The Marion Oaks Public Library began as a result of community members coming together to provide public library service to the community. Volunteers of the Friends of the Library raised the funds, secured the current location in the Marion Oaks Community Center, and staffed the Marion Oaks location with the express desire that it become part of the library system. In 1996 their hopes were realized when the Marion Oaks Public Library became part of the Central Florida Regional Library System and subsequently part of the Marion County Public Library System.

=== Reddick Public Library ===

In 1988 the Reddick Public Library opened in a church fellowship hall. Since 1993, then it has moved into the former Reddick Elementary School media center and continues to serve the community members in the northwest area Marion County after being leased to the Marion County School Board. Reddick Public Library had its 35th anniversary in 2023. Operations originally funded by the Town of Reddick were gradually assumed in the library system's budget.
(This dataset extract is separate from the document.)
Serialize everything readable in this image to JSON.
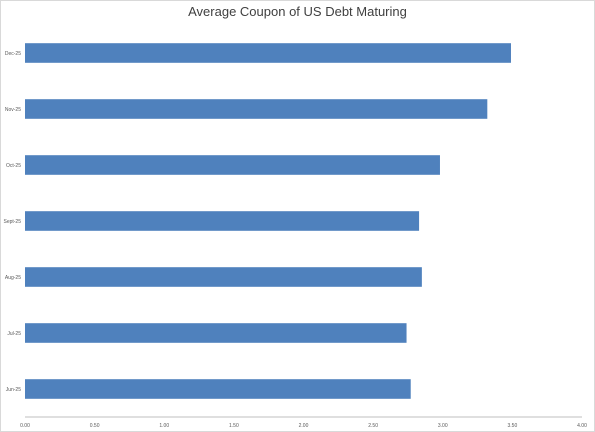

=== Sankofa Public Library ===
Sankofa Public Library is located in the Mary Sue Rich Community Center in Ocala, Florida. Sankofa Public Library opened its doors to patrons on January 10, 2023. This community center is named after Mary Sue Rich, former City of Ocala Councilwoman. Along with the Sankofa Public Library, the Mary Sue Rich Community Center has two basketball courts, gym equipment, and event space.